No entanto, o juiz fixou a condenação em R$ 200 mil.
Além disso, a decisão rejeitou o pedido que buscava impedir genericamente a Marinha de se posicionar sobre o mérito da homenagem legislativa.
Essa moderação talvez revele uma tentativa de equilíbrio: reconhecer o excesso estatal, sem transformar o Judiciário em árbitro absoluto da interpretação histórica nacional.
Um precedente importante — e ainda aberto
A sentença certamente não encerra o debate.
A União provavelmente recorrerá ao TRF2.
E há questões relevantes que ainda poderão ser discutidas:
- os limites da liberdade de expressão institucional;
- a extensão do conceito de discurso discriminatório;
- e o próprio alcance jurídico do chamado direito à memória.
Ainda assim, a decisão já representa algo importante.
Ela sinaliza que o Estado brasileiro começa gradualmente a admitir que memória coletiva, dignidade racial e reparação simbólica também podem integrar o campo da responsabilidade civil pública.

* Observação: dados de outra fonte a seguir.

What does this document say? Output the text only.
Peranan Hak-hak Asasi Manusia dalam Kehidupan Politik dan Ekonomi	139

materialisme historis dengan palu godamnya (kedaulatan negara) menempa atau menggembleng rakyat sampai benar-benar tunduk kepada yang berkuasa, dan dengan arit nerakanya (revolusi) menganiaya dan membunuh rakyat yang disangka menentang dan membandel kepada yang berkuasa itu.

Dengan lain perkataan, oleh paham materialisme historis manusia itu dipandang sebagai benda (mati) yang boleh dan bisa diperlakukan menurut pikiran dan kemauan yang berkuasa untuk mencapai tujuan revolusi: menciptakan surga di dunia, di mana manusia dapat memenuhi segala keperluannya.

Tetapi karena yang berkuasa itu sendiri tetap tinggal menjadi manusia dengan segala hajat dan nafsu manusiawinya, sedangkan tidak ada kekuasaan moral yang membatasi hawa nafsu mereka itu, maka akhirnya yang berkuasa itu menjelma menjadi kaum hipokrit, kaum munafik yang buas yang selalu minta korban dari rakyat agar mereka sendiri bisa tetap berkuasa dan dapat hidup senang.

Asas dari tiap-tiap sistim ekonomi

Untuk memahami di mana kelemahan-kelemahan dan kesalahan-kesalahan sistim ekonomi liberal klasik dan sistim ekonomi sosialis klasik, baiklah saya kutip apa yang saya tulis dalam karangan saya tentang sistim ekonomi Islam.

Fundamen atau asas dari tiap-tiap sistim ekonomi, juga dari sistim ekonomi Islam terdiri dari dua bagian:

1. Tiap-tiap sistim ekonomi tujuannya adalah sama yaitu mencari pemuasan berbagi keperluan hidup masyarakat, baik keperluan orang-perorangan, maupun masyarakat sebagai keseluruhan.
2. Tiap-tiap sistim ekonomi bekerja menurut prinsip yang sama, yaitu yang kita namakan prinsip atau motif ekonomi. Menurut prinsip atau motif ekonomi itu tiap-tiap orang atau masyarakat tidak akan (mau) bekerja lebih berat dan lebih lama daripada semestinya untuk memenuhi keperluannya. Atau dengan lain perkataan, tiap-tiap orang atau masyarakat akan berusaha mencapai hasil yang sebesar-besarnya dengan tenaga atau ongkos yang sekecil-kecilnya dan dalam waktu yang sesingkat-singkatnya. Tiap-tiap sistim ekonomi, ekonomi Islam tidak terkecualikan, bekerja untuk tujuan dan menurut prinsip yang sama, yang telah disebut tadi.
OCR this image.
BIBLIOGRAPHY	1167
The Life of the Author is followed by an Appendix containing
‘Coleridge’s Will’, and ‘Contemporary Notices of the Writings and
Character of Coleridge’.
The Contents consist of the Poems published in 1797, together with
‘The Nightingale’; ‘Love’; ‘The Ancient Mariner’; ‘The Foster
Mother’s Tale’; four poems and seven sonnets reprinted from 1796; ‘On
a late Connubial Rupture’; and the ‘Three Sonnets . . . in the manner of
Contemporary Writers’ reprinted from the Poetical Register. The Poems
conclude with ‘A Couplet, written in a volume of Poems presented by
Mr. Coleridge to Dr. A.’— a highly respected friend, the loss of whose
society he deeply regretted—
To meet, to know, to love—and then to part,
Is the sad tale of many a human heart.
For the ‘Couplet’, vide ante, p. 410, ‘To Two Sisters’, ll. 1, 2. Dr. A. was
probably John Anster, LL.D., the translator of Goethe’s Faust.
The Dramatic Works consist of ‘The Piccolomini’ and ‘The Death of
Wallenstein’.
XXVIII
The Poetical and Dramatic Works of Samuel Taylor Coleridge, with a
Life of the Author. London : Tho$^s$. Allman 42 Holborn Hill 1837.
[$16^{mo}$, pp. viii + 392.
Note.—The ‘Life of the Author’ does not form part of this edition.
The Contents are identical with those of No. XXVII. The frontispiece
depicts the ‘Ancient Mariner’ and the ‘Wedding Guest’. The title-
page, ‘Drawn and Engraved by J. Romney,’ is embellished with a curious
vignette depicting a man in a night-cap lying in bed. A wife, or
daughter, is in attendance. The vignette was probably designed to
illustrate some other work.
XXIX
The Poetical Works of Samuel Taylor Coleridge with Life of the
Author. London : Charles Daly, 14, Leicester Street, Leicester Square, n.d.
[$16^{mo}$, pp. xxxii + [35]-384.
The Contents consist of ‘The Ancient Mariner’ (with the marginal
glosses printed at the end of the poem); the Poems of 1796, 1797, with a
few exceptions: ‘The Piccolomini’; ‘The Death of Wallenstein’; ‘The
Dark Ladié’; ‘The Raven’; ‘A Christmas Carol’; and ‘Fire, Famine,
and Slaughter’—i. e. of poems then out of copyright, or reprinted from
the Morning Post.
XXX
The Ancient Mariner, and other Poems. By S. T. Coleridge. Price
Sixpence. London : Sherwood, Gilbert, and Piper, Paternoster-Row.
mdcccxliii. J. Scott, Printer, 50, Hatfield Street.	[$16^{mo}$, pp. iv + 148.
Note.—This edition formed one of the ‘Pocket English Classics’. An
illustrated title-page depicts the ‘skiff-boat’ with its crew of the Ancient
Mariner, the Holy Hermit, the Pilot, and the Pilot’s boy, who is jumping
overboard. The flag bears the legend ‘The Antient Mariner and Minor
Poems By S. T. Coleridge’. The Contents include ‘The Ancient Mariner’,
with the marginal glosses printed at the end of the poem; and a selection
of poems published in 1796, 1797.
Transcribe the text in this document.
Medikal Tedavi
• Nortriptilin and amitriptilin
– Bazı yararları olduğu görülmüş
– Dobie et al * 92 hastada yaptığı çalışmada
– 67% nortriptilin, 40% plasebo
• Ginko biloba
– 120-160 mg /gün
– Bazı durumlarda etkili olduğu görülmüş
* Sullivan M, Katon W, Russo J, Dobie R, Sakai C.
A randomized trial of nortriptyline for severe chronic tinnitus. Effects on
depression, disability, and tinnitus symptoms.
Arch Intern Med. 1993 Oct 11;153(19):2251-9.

Mais do que uma condenação financeira, a decisão talvez represente um marco discursivo no constitucionalismo brasileiro contemporâneo.
O caso de João Cândido talvez esteja ajudando a consolidar, no Brasil, uma ideia que há décadas já permeia experiências internacionais de justiça de transição: o Estado pode interpretar criticamente seu passado — mas não pode utilizar sua autoridade institucional para humilhar simbolicamente aqueles cuja memória ele próprio decidiu reparar.
📷: O marinheiro João Cândido. Fotografia publicada em "A Illustração Brazileira", Rio de Janeiro, nº. 37, p. 176, 1º de dezembro de 1910 (Acervo do Arquivo Público do Estado de São Paulo)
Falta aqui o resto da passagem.